As part of our celebration of International Women’s Day, Christine Ross, Head of Private Office and Client director at Handelsbanken, reflects on her 30 years’ experience in financial planning and advice and how things have changed over that period.
Q: Have you seen an uptick in female clients over the course of your career?
Christine Ross (CR): I have definitely seen an increase in the number of female clients during my career. 25 years’ ago, if I was advising a female client, it was most common for them to be seeking advice as a result of having been divorced or widowed. I also had female clients who had inherited from their parents – these ladies were probably the most well-informed regarding investments.
Q: What are the main issues female clients look to discuss with you? Does this differ from your male clients?
CR: Many of the issues clients look to discuss are similar depending on what stage of life (or career) they are at, although female clients in my experience are inclined to be very focused on building up a sufficient level of pension provision for themselves. Gone are the days of hearing a client say that they would rely on their husband’s pension – there appears to be a clearer recognition of the value of financial independence. In the case of female clients who are retired, they are perhaps a little more cautious in their approach to their money. On the basis that they are achieving a level of return that allows them to maintain their desired standard of living, in my experience they do not look to try to take on extra risk for greater potential reward. They are less likely to be tempted by higher past performance figures.
Q: Have you noticed an age disparity between your male and female clients?
CR: My female clients do still tend to be older than male clients. Although there has been an increase in the number of females who are creating their own wealth, there will still be a proportion of women who will be independently managing money that they have not created themselves.
Q: Have female clients in general become wealthier during your career?
CR: Without a doubt, female clients have become independently wealthier. There has been a substantial increase in the number of women creating their own wealth, whether by building their own business or through pursuing their professional careers. The realisation in the last 20 or so years (some may say it’s been longer but I’m not so sure) that it is possible to have a career and a family, the changes to rules around parental leave and an increase in the availability of child care will all have made a difference.
Q: Have you seen more female business owners/entrepreneurs?
CR: Personally, no, but I am aware overall of the increase in women starting and growing their own businesses.
Q: Is divorce a bigger financial issue for female clients than it is for male clients?
CR: Historically, divorce has been a bigger financial issue for women, not least because they did not traditionally have direct ownership or control of the family wealth. Many may also have had little input into family financial decisions and would not have had a need, or sometimes the interest, to focus on key financial issues. For many women, the first time they had to consider their financial options was following divorce. This has changed. Women are increasingly more involved in family financial matters and in the case of matrimonial breakdown are more aware of the financial considerations.
Q: How has the balance shifted, if at all, between inherited and self-made wealth with your female clients? What would you estimate the balance to be now?

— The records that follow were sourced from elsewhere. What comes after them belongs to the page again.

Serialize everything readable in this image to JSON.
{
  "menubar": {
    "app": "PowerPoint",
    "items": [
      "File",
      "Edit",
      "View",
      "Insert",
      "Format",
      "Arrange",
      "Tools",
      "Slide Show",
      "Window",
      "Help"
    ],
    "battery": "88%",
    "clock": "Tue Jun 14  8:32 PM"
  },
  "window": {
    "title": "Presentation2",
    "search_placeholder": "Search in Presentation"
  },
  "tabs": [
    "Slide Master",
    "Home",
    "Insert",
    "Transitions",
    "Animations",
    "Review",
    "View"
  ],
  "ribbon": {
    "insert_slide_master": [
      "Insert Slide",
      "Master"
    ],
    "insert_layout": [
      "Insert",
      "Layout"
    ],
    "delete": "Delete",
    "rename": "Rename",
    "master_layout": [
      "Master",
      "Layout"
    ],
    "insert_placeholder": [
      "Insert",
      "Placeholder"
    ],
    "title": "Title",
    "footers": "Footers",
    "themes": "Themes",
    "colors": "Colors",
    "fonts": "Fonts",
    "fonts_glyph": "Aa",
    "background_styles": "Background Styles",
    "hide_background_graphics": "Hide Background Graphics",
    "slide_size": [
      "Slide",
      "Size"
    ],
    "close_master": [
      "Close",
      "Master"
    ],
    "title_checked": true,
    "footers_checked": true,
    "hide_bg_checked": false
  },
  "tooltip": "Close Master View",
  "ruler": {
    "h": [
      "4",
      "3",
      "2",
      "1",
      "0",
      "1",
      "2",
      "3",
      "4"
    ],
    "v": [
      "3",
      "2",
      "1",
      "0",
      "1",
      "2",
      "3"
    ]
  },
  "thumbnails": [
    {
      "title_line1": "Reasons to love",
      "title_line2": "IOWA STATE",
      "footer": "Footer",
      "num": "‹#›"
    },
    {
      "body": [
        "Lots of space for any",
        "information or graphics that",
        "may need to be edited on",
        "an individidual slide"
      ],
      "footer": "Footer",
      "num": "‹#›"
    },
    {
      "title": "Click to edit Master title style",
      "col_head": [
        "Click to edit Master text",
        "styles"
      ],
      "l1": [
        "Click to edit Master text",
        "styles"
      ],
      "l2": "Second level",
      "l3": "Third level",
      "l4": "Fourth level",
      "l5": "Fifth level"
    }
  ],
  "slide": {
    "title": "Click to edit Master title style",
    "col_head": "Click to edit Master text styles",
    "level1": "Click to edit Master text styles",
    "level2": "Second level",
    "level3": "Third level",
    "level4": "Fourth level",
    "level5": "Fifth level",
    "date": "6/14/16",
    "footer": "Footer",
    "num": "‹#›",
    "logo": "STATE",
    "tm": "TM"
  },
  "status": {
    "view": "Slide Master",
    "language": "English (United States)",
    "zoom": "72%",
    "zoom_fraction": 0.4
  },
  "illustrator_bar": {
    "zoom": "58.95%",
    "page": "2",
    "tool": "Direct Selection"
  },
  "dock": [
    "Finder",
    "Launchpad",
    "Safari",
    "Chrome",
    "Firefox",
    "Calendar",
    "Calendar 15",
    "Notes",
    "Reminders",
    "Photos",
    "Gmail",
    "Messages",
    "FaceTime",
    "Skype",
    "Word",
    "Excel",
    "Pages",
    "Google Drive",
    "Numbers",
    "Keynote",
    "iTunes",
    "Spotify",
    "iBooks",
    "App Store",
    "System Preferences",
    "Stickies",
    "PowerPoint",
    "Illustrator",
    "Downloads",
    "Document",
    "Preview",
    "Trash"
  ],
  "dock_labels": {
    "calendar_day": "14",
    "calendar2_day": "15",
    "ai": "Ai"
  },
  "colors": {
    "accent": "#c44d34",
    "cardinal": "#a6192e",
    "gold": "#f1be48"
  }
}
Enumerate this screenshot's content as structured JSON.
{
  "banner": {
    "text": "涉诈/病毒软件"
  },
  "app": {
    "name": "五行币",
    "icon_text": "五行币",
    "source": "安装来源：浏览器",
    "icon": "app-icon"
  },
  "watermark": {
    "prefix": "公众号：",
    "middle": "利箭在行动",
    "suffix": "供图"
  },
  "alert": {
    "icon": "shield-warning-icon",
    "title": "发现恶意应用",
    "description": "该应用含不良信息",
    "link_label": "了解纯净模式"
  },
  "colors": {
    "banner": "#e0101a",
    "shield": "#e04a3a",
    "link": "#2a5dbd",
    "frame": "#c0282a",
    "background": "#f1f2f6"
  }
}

CR: The majority of my female clients today will have created their own wealth. There may have been some parental help at outset but largely they have will have pursued their careers whilst being aware early on of the need to provide for the future. With many wealthy families being focused on succession planning coupled with a desire to pass money on to their children during their own lifetimes, many women are still benefiting from an inheritance. However, where this is differs from the past is that this is not the first time they will have had to make financial decisions – they will have already been managing their own money for some time.
Q: Do female clients have any greater appetite for ESG investment versus male clients?
CR: It is difficult to say conclusively that female clients have a greater appetite for ESG investment, but from personal experience I would say they might just have the edge. There is a difference between wanting investments to make a positive impact and being willing to sacrifice investment return to do so. I would say most female clients would want to invest for good but fewer would be willing to sacrifice investment returns and would prefer to have a positive impact by other means.